The American Diabetes Association has remained largely on the sidelines of this issue, too. But a statement from the ADA published in The Wall Street Journal suggests what's really going on:

The American Diabetes Association, a patient advocacy group, hasn't taken a position on the use of surrogate benchmarks.

ADA Vice President Sue Kirkman said in a statement: "We don't want it to become nearly impossible to bring effective new drugs to market, which requiring long-term pre-marketing [cardiovascular] studies might do."

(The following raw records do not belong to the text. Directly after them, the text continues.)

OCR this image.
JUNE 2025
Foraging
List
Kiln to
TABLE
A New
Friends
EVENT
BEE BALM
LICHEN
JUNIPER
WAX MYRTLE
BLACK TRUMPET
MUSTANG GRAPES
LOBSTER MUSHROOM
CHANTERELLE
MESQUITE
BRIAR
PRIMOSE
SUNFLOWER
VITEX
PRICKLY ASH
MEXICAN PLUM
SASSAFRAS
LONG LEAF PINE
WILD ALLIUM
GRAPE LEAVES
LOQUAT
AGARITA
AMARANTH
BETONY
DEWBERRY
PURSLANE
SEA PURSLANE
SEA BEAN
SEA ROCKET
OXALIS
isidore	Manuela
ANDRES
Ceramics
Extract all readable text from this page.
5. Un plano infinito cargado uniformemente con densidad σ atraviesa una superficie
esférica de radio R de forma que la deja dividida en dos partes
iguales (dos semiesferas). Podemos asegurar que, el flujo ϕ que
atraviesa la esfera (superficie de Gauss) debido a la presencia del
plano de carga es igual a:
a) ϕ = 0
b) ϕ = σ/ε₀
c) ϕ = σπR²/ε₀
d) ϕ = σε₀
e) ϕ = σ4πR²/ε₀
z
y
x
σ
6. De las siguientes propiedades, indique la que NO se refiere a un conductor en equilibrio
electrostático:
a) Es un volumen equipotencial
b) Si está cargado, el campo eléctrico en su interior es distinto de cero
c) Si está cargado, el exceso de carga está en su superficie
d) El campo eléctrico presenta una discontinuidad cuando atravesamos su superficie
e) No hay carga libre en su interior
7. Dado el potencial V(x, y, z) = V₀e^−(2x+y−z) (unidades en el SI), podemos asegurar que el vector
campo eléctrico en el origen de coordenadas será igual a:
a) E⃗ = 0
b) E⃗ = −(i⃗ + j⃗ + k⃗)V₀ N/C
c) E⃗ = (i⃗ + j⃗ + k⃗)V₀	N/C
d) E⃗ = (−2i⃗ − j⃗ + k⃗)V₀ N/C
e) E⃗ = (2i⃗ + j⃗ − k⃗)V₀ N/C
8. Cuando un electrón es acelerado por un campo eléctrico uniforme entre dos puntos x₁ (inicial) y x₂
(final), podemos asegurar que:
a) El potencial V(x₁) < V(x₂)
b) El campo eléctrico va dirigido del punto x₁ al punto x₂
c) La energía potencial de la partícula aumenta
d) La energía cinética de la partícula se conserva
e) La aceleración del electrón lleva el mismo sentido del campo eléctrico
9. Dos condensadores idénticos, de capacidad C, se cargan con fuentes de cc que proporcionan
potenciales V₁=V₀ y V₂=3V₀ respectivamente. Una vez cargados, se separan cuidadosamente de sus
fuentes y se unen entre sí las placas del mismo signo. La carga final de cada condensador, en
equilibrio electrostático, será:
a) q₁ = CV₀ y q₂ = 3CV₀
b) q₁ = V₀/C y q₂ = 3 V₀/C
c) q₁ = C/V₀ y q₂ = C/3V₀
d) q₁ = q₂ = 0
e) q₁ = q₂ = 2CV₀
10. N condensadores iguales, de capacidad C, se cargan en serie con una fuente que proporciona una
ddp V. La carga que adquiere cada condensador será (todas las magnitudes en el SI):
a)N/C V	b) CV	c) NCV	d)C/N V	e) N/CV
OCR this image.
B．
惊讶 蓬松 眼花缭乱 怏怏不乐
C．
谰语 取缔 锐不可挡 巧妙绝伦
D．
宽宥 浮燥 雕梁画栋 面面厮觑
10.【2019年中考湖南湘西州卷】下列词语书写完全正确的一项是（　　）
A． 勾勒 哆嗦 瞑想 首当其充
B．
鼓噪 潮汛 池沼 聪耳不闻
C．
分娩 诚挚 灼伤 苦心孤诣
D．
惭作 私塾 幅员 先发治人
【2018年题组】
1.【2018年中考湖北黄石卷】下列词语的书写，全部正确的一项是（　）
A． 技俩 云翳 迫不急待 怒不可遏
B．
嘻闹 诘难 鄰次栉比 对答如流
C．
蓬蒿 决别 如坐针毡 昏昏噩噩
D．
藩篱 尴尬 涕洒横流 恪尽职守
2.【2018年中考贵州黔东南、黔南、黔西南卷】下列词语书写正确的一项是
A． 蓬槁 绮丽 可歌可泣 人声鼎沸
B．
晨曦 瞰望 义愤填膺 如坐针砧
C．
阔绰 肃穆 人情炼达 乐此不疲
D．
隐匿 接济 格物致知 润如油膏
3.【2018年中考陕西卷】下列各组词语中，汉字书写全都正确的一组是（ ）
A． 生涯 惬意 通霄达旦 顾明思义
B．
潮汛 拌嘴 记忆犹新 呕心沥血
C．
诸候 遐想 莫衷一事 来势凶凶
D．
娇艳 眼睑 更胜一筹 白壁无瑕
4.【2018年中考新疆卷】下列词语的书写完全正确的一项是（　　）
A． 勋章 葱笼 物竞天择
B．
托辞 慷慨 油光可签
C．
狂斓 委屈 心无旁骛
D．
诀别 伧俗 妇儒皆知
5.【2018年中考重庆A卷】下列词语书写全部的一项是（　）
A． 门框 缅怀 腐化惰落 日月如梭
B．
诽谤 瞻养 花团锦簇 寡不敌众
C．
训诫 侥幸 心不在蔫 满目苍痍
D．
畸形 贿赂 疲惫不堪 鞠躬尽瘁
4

In other words, the ADA is more concerned about impediments for new drugs, not whether those drugs are necessarily safer or more effective for patients. Does anyone else need any more convincing about who the ADA is there to serve (hint: the pharmaceutical, biotech and medical device companies)?

Update as of July 2, 2008:

On Wednesday, July 2, 2008, an advisory panel said that U.S. regulators (meaning the FDA) should require more testing of the potential heart risks of new diabetes medicines.

By a 14-2 vote, the advisers to the Food and Drug Administration recommended companies conduct a long-term study or provide equivalent evidence to rule out an unacceptable risk of heart problems for proposed new diabetes medicines.

Some data could be collected before approval with additional results provided after the drug reaches the market, several panel members said.

If the FDA adopts the advice, drugmakers could be forced to run longer and more expensive studies in a larger group of patients. The agency usually follows the advice of its advisory panels.


Anonymous said...


Sue Kirkman's comments leave me fuming. As you so accurately point out, the emphasis is placed on enabling pharmaceuticals to quickly bring drugs to market. Just because NEW drugs hit the marketplace does not mean diabetics will benefit. NEW is NOT synonymous with better, or even effective.

A look back at the rDNA approval will show that the 'surrogate' end point for rDNA human insulin was MERELY its ability to lower blood sugar. To my knowledge, the post-marketing study demanded by the FDA has never been completed--and the ADA (which I can assure you KNOWS of many complaints regarding rDNA insulin) has remained silent. Is this ADVOCACY, or what?!

Do any of your readers have a passing acquaintance with the IRS? It would be interesting to audit the ADA financials, weigh the money taken in versus the money spent in pursuit of their mission--advocating for ALL diabetics. If the ADA sees itself as a mouthpiece for diabusiness/insulin cartel . . . then let them become a for-profit consultant. If donors REALLY knew what the ADA does, I suspect it would be a less affluent association.


BetterCell said...

If everyone would as of today stop contributing $$ to the ADA
because they do not represent the needs of those w/T1DM or even T2DM, it would not matter.

They would still exist as an organization onto themselves because the Pharmaceutical Industry and Bio-Tech would provide them with the necessary money to remain.